CPU consumption in Unix/Linux operating systems are studied using 8 different metrics: User CPU time, System CPU time, nice CPU time, Idle CPU time, Waiting CPU time, Hardware Interrupt CPU time, Software Interrupt CPU time, Stolen CPU time. In this article let us study about ‘Steal (or Stolen) CPU time’.
What is ‘steal’ CPU time?
‘Steal time’ (also known as ‘Stolen’ time) is relevant only in cloud environments (like AWS) or VMWare environments, where multiple virtual machines will be run on one underlying physical host. In such circumstances, CPU resource will be shared amongst the multiple virtual machines. The hypervisor is a technology that will distribute the underlying physical host’s CPU resources and other resources amongst the virtual machines.
Fig: Hypervisor – virtual machine
Steal time (or stolen time) is the *percentage of time a virtual machine CPU waits for a real CPU while the hypervisor is servicing other virtual machines*. If Steal time is high on a particular virtual machine, it indicates that the virtual machine runs on an overloaded physical host. Companies like Netflix monitor the stolen CPU time closely. If it goes beyond a threshold, then the virtual machine will be shut down from that physical host and relaunched in another physical host.

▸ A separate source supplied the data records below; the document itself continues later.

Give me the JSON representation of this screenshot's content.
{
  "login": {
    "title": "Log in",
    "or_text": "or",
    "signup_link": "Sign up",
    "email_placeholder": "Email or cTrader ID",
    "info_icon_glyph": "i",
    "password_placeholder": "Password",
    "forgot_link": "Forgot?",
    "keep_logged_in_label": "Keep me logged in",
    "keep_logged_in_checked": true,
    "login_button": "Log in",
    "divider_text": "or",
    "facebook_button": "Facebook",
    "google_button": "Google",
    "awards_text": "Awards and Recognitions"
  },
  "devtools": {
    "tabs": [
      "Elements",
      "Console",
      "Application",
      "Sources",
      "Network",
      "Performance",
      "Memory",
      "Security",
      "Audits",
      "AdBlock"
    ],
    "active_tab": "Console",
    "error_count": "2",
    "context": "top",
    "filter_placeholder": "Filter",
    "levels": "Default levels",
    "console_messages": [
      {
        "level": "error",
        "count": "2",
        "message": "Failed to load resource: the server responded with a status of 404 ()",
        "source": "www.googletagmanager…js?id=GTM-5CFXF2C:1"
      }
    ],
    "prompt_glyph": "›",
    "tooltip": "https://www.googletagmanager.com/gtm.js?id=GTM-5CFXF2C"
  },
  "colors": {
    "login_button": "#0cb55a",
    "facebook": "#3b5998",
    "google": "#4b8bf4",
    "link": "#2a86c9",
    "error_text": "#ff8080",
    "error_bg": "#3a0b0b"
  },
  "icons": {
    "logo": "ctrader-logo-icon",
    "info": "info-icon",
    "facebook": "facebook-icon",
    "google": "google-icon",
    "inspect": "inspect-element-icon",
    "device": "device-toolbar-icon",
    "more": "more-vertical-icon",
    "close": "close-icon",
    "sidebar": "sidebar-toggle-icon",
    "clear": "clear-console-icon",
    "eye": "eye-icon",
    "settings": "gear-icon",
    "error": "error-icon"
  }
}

How to find ‘steal’ CPU time?
Steal CPU time can be found from the following sources:
a. You can use web-based root cause analysis tools like yCrash to report ‘stolen’ CPU time. Tool is capable of generating alerts if ‘stolen’ CPU time goes beyond the threshold.
b. ‘stolen’ CPU time is also reported in the Unix/Linux command line tool ‘top’ in the field ‘st’ as highlighted in the below image.
Fig: ‘stolen’ CPU time in top
How to simulate high ‘stolen’ CPU time?
If you notice in above figure stolen CPU time is at 57.6%. This ‘top’ tool output was captured from an EC2 instance running on the AWS cloud. Sometimes AWS EC2 instances are overloaded and processes get stranded for CPU cycles.
If you are running in a Virtualized environment, you can try running more number of Virtual Machines on the same underlying physical host and try to launch CPU consuming processes on each virtual machine, then you will start to see ‘stolen’ CPU time spiking up.
How to resolve high ‘stolen’ CPU time?
- If you are in a cloud environment, try upgrading to high-capacity compute instances. (Example if you are running in AWS with ‘m4.large’ instance you can upgrade to ‘m4.xlarge’ instance).
- You may consider running lesser number of virtual machine instances on the physical host
- You may consider running lesser number of process in the particular virtual machine that is suffering from high steal time
- You can try optimizing application performance using tools like yCrash so that the application will consume less amount of CPU
- May be CPU share per virtual machine is allocated too low. Try increasing the share.